If $f \in C^0([0,1])$, one can define $$\Vert f \Vert_? = \sup_{J \subset [0,1]} \left\lvert \int_J f \right\rvert,$$ where $J$ runs among all subintervals of $[0,1]$.

This is a norm on $C^0([0,1])$ (and Lebesgue's density theorem shows that this generalizes on spaces like $L^1(I)$, where $I$ is an interval, but I don't really want to go to this generality).

The norm is strictly coarser than the $L^1$ norm, but it satisfies something reminiscent of it: if $f, g \in C^0([0,1])$ are such that $f$ is monotonic, then one gets $$ \left\vert \int_0^1 f g \right\rvert \leq C \Vert f \Vert_\infty \Vert g \Vert_?,$$ for some universal constant $C$. If I'm not mistaken, $C = 2$ works, thanks to the second mean value theorem for integrals.

If you had the patience to read all of this, my questions are the following:

• is this norm (or a variant of it) well-known? has it got a name?
• do you have a simple proof of the inequality with $f$ monotonic? one without that obscure second MVT for integrals? what is the best constant $C$?

Answer 1

I had some fun doing a bit of "abstract nonsense", which you may or may not consider as an answer to your first question. I hope it helps you nonetheless.
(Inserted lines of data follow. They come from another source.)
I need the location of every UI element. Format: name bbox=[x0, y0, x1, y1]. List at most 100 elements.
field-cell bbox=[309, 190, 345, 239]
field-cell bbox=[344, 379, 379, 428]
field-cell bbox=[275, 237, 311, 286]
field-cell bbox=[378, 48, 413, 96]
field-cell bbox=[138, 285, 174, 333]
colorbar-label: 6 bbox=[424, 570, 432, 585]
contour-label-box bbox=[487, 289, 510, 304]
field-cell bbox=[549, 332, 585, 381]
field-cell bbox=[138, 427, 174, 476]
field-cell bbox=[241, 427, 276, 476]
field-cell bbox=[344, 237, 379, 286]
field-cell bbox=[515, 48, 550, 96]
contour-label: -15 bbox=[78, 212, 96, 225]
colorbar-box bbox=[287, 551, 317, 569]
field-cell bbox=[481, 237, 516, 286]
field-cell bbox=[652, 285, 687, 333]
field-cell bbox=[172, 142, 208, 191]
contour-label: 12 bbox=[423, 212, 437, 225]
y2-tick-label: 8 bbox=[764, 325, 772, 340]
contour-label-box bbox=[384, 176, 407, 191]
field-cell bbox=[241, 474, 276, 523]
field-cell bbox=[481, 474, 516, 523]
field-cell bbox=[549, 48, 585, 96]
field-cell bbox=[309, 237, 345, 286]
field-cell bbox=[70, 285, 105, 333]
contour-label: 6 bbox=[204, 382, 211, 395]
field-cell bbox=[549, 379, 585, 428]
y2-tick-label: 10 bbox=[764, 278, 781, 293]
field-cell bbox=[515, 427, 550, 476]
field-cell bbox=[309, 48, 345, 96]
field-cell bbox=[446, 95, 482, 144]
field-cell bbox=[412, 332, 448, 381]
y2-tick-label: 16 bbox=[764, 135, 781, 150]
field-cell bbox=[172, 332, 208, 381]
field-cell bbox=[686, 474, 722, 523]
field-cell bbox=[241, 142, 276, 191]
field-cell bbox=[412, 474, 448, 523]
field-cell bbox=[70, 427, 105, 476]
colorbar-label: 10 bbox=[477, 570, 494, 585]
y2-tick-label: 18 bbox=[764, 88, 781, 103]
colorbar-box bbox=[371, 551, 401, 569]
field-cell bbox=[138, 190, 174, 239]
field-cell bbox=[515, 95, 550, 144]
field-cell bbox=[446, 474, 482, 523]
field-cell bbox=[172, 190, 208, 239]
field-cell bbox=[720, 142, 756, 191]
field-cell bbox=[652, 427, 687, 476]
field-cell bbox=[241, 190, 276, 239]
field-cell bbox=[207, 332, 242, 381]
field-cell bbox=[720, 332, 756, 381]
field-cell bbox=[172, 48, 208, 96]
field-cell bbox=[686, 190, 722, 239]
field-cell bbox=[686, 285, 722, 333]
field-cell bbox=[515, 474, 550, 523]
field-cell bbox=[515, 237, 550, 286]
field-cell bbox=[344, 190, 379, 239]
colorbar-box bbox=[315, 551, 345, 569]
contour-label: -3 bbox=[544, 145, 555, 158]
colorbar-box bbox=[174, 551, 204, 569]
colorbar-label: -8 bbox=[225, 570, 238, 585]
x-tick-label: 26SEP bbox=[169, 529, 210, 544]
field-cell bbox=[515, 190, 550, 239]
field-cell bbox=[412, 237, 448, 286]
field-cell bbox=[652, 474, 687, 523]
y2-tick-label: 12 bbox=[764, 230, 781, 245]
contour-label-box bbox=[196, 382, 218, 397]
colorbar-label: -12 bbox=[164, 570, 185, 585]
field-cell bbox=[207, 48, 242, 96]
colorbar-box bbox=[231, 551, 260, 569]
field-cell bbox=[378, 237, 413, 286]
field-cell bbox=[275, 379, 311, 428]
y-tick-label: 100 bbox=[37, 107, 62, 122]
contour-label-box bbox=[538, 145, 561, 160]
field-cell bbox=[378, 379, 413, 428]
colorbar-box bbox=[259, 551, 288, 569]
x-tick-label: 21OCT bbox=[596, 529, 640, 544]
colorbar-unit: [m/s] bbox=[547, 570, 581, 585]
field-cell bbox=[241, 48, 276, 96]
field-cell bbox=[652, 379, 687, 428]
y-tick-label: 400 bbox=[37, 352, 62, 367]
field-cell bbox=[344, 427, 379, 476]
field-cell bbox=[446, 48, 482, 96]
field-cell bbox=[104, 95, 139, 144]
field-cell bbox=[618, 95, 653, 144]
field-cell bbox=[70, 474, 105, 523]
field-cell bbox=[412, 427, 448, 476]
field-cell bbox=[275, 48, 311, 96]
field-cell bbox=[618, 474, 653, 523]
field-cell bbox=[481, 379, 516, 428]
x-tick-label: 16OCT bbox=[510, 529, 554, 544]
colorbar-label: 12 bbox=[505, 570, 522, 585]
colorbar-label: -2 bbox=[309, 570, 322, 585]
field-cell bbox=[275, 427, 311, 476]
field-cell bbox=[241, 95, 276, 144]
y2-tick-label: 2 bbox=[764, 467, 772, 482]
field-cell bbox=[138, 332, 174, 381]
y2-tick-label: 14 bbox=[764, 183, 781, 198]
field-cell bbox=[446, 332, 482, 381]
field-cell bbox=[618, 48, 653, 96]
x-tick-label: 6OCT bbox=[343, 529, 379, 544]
Let $X$ be a Banach space (generalizing $L^1([0, 1])$, which contains $C^0([0, 1])$ as a non-closed subspace) and suppose $\mathcal F^\ast\subset X^\ast$. Then the following defines a semi-norm on $X$: $$ \lvert f\rvert_{\mathcal F^\ast}:=\sup_{f^\ast\in \mathcal F^\ast}\left\lvert \langle f^\ast , f\rangle\right\rvert.$$ Your example is clearly of this form. For $\lvert \cdot\rvert_{\mathcal F^\ast}$ to be a norm, $\mathcal F^\ast$ should be "total" in the sense that $$\tag{1} \overline{\operatorname{span} \mathcal F^\ast}=X^\ast.$$ Indeed, $\lvert f\rvert_{\mathcal F^\ast}=0$ is equivalent to $f\bot \mathcal F^\ast$, and this implies $f=0$ if and only if $\mathcal F^\ast$ is total (NOTE: I am not 100% sure that's how sets satisfying (1) are called, but it gives the idea).

In your case, $\mathcal F^\ast=\{\mathbf 1_J\ :\ J\text{ is a subinterval of }[0, 1]\}$, which indeed is a total set in $L^\infty([0, 1])$, so that defines a norm on $L^1([0, 1])$. Since $C^0([0, 1])\subset L^1([0, 1])$, that is a norm on $C^0$, too, but I am rather sure that it is not Banach. (Take for example a sequence of continuous functions that approximates $\mathbf{1}_{[1/2, 1]}$, which is not in $C^0$. That sequence is going to be Cauchy. Hope it is clear what I mean).

Remark. All of this says absolutely nothing about your second question. That one is specific of continuous functions and as such is impermeable to all this abstract nonsense.